The fact is, Algebra tests require students to develop problem-solving skills and then use those skills to solve a variety of problems. On Algebra tests, students are given problems that are similar to problems done in class or assigned as homework, but that have been modified slightly.

This doesn't happen as much in other subject areas. (In a U.S. History unit, for example, students may learn that the Declaration of Independence was adopted on July 4, 1776. When it comes time for the test, this date hasn't been modified... It's still July 4, 1776.)

In preparing for Algebra tests, students need to work to ensure that their problem-solving skills are strong. They should feel confident that they can solve problems without assistance from a parent, teacher, or another student.

For most students, this means... practice. I think it's great when students help each other work through homework problems.
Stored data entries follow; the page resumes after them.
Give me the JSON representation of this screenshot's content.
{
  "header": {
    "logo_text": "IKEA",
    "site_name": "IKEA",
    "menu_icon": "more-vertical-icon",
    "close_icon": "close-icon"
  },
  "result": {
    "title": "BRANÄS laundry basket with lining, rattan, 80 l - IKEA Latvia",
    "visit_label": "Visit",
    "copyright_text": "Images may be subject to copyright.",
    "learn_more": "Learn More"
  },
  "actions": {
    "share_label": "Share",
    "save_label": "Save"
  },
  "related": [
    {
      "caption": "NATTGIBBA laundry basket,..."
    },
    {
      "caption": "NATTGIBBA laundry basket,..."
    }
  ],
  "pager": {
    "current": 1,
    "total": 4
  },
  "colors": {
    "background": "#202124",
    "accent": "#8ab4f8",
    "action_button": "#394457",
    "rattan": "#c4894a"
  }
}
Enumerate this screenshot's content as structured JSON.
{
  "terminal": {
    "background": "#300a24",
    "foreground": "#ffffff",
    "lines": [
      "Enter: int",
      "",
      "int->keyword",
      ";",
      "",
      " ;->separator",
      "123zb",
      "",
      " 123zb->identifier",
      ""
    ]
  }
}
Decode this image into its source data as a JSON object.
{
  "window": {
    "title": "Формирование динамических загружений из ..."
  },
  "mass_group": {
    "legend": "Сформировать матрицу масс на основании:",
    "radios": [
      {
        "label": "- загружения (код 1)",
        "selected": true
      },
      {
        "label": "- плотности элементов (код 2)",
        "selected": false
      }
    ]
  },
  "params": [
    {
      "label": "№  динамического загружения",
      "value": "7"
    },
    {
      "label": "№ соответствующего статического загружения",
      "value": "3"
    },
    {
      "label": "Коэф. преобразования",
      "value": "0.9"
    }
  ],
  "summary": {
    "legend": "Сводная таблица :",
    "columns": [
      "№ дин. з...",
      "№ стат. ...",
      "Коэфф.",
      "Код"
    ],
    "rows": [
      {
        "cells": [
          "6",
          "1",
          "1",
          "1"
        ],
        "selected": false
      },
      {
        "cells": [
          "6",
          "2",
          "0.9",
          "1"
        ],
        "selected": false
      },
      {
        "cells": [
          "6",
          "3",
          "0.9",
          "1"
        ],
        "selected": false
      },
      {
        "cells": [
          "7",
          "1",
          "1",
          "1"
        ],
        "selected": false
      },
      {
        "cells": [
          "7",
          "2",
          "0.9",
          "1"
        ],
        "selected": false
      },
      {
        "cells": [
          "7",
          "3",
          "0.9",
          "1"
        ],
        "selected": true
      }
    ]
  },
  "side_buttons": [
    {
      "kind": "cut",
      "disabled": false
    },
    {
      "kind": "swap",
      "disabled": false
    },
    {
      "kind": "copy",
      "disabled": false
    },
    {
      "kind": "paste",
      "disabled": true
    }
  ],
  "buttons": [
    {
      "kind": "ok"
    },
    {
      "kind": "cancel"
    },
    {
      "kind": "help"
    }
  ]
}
I also encourage students to seek help from teachers and/or parents. However, students who do not practice doing problems

*on their own*often end up struggling on tests.

(This explains why many students get good homework scores, but poor test scores.)

When students ask me how to prepare for an Algebra test, I tell them to do these three things:

1) Memorize vocabulary/math facts emphasized in the chapter.

2) Work through a review assignment. Get help from the teacher, a parent, or other students if you need to - but make sure your work and answers are correct.

3) Choose problems from the review assignment that you completed with assistance. Re-work these problems

*on your own*, using the completed assignment as an answer key. You may need to do this multiple times for a problem, but eventually you will strengthen the skills (and confidence) that you will need to succeed on the test.

I realize that some students have legitimate issues with test anxiety. (By the way - text anxiety due to the fact that you failed to study/prepare is

*not*a legitimate issue.) These students need to take additional non-mathematical measures to try to minimize their anxiety.

However, for most students, I find that following the above steps generally leads to success on tests.

One last note: "Success" is a relative term. Mathematics is one of the most unfair subjects I know of. Some students can ace tests with minimal preparation time, while other students put in hours of prep work and struggle to get a B or a C. I can't guarantee that my study tips will help you ace your Algebra tests, but they should help you increase your scores.